The Birth of Freedom Curriculum: Session 4 – Pilgrims’ Progress
The Acton Institute
When Americans think of the Pilgrims, a few things spring to mind: Thanksgiving; the Mayflower; Plymouth Rock. But if you go any deeper than that, things get blurry in a hurry. Were the Pilgrims peace loving Puritans who simply sat down at the table of brotherhood with the pagan Indians? Or, were they fiendish, opportunistic, disease-carrying invaders bent on domination and all-around nastiness?

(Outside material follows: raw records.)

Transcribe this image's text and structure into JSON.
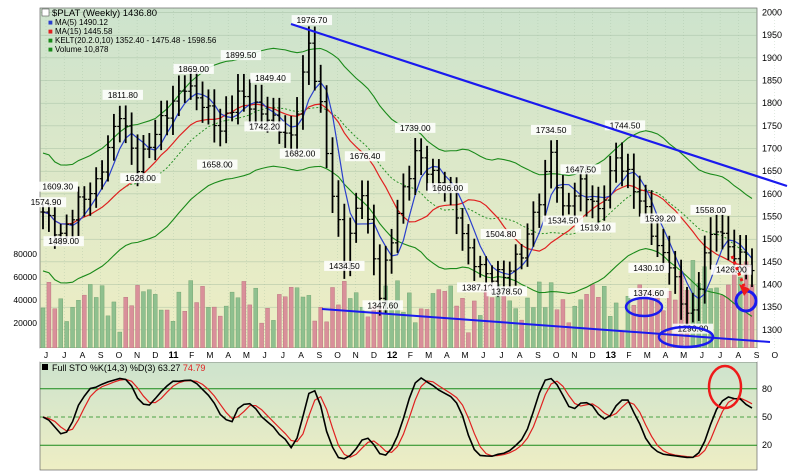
{
  "chart_data": {
    "type": "line",
    "ticker": "$PLAT (Weekly)",
    "last_price": "1436.80",
    "legend": [
      {
        "name": "$PLAT (Weekly)",
        "value": "1436.80",
        "color": "#000000"
      },
      {
        "name": "MA(5)",
        "value": "1490.12",
        "color": "#2a3fcc"
      },
      {
        "name": "MA(15)",
        "value": "1445.58",
        "color": "#e02020"
      },
      {
        "name": "KELT(20.2.0,10)",
        "value": "1352.40 - 1475.48 - 1598.56",
        "color": "#1a8a1a"
      },
      {
        "name": "Volume",
        "value": "10,878",
        "color": "#1a8a1a"
      }
    ],
    "y_axis": {
      "min": 1260,
      "max": 2010,
      "ticks": [
        1300,
        1350,
        1400,
        1450,
        1500,
        1550,
        1600,
        1650,
        1700,
        1750,
        1800,
        1850,
        1900,
        1950,
        2000
      ]
    },
    "volume_axis": {
      "ticks": [
        "20000",
        "40000",
        "60000",
        "80000"
      ]
    },
    "x_labels": [
      "J",
      "J",
      "A",
      "S",
      "O",
      "N",
      "D",
      "11",
      "F",
      "M",
      "A",
      "M",
      "J",
      "J",
      "A",
      "S",
      "O",
      "N",
      "D",
      "12",
      "F",
      "M",
      "A",
      "M",
      "J",
      "J",
      "A",
      "S",
      "O",
      "N",
      "D",
      "13",
      "F",
      "M",
      "A",
      "M",
      "J",
      "J",
      "A",
      "S",
      "O"
    ],
    "price_labels": [
      {
        "text": "1609.30",
        "week": 2.5,
        "price": 1609.3
      },
      {
        "text": "1574.90",
        "week": 0.5,
        "price": 1574.9
      },
      {
        "text": "1489.00",
        "week": 3.5,
        "price": 1489.0
      },
      {
        "text": "1811.80",
        "week": 13.5,
        "price": 1811.8
      },
      {
        "text": "1628.00",
        "week": 16.5,
        "price": 1628.0
      },
      {
        "text": "1869.00",
        "week": 25.5,
        "price": 1869.0
      },
      {
        "text": "1658.00",
        "week": 29.5,
        "price": 1658.0
      },
      {
        "text": "1899.50",
        "week": 33.5,
        "price": 1899.5
      },
      {
        "text": "1742.20",
        "week": 37.5,
        "price": 1742.2
      },
      {
        "text": "1849.40",
        "week": 38.5,
        "price": 1849.4
      },
      {
        "text": "1682.00",
        "week": 43.5,
        "price": 1682.0
      },
      {
        "text": "1976.70",
        "week": 45.5,
        "price": 1976.7
      },
      {
        "text": "1676.40",
        "week": 54.5,
        "price": 1676.4
      },
      {
        "text": "1434.50",
        "week": 51.0,
        "price": 1434.5
      },
      {
        "text": "1347.60",
        "week": 57.5,
        "price": 1347.6
      },
      {
        "text": "1739.00",
        "week": 63.0,
        "price": 1739.0
      },
      {
        "text": "1606.00",
        "week": 68.5,
        "price": 1606.0
      },
      {
        "text": "1504.80",
        "week": 77.5,
        "price": 1504.8
      },
      {
        "text": "1387.10",
        "week": 73.5,
        "price": 1387.1
      },
      {
        "text": "1378.50",
        "week": 78.5,
        "price": 1378.5
      },
      {
        "text": "1734.50",
        "week": 86.0,
        "price": 1734.5
      },
      {
        "text": "1647.50",
        "week": 91.0,
        "price": 1647.5
      },
      {
        "text": "1534.50",
        "week": 88.0,
        "price": 1534.5
      },
      {
        "text": "1744.50",
        "week": 98.5,
        "price": 1744.5
      },
      {
        "text": "1519.10",
        "week": 93.5,
        "price": 1519.1
      },
      {
        "text": "1539.20",
        "week": 104.5,
        "price": 1539.2
      },
      {
        "text": "1430.10",
        "week": 102.5,
        "price": 1430.1
      },
      {
        "text": "1374.60",
        "week": 102.5,
        "price": 1374.6
      },
      {
        "text": "1296.00",
        "week": 110.0,
        "price": 1296.0
      },
      {
        "text": "1558.00",
        "week": 113.0,
        "price": 1558.0
      },
      {
        "text": "1426.00",
        "week": 116.5,
        "price": 1426.0
      }
    ],
    "oscillator": {
      "title": "Full STO %K(14,3) %D(3) 63.27",
      "value_d": "74.79",
      "range": [
        0,
        100
      ],
      "ticks": [
        20,
        50,
        80
      ],
      "k_color": "#000000",
      "d_color": "#e02020"
    },
    "annotation_colors": {
      "trendline": "#1a1aee",
      "circle": "#1a1aee",
      "alert": "#ee1a1a"
    },
    "background": {
      "top": "#cde3cd",
      "bottom": "#eeeec4"
    }
  }
}
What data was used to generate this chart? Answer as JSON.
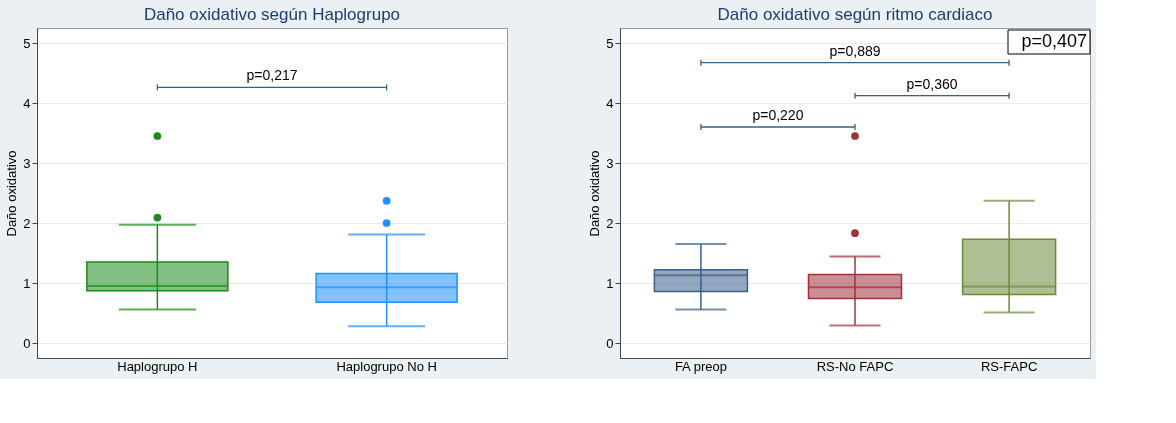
{
  "chart_data": [
    {
      "type": "box",
      "title": "Daño oxidativo según  Haplogrupo",
      "ylabel": "Daño oxidativo",
      "categories": [
        "Haplogrupo H",
        "Haplogrupo No H"
      ],
      "colors": [
        "#1a8c1a",
        "#1e90ff"
      ],
      "boxes": [
        {
          "low": 0.56,
          "q1": 0.87,
          "median": 0.95,
          "q3": 1.35,
          "high": 1.97,
          "outliers": [
            3.45,
            2.09
          ]
        },
        {
          "low": 0.28,
          "q1": 0.68,
          "median": 0.93,
          "q3": 1.16,
          "high": 1.81,
          "outliers": [
            2.37,
            2.0
          ]
        }
      ],
      "ylim": [
        -0.25,
        5.25
      ],
      "yticks": [
        0,
        1,
        2,
        3,
        4,
        5
      ],
      "grid": "y",
      "annotations": [
        "p=0,217"
      ]
    },
    {
      "type": "box",
      "title": "Daño oxidativo según ritmo cardiaco",
      "ylabel": "Daño oxidativo",
      "categories": [
        "FA preop",
        "RS-No FAPC",
        "RS-FAPC"
      ],
      "colors": [
        "#3a5f8a",
        "#a0323c",
        "#6b8a3a"
      ],
      "boxes": [
        {
          "low": 0.56,
          "q1": 0.86,
          "median": 1.13,
          "q3": 1.22,
          "high": 1.65
        },
        {
          "low": 0.29,
          "q1": 0.74,
          "median": 0.93,
          "q3": 1.14,
          "high": 1.44,
          "outliers": [
            3.45,
            1.83
          ]
        },
        {
          "low": 0.51,
          "q1": 0.81,
          "median": 0.94,
          "q3": 1.73,
          "high": 2.37
        }
      ],
      "ylim": [
        -0.25,
        5.25
      ],
      "yticks": [
        0,
        1,
        2,
        3,
        4,
        5
      ],
      "grid": "y",
      "annotations": [
        "p=0,220",
        "p=0,360",
        "p=0,889",
        "p=0,407"
      ]
    }
  ]
}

You can find both extremes in print, and they’re both wrong. Flesh-and-blood, warts-and-all Christians sailed to the New World.
The irony is that the Christian communities that these early pilgrims came from thought a lot about these two extremes of the Christian’s nature—the saint and the sinner. The political thinkers, in particular, thought long and hard about what kind of political and economic arrangements best took account of these two sides of our nature. Eventually, you had Quakers and Ana-Baptists; Catholics and Anglicans; Presbyterians and deists all getting in on the project. It came to be known as The American Experiment.
Well, the Founding Fathers, as it turns out, had a much deeper understanding of freedom. They understood that freedom was for a higher purpose. Freedom for excellence, freedom rooted in a moral culture, was the only freedom that can last. And many of them learned this from the Bible.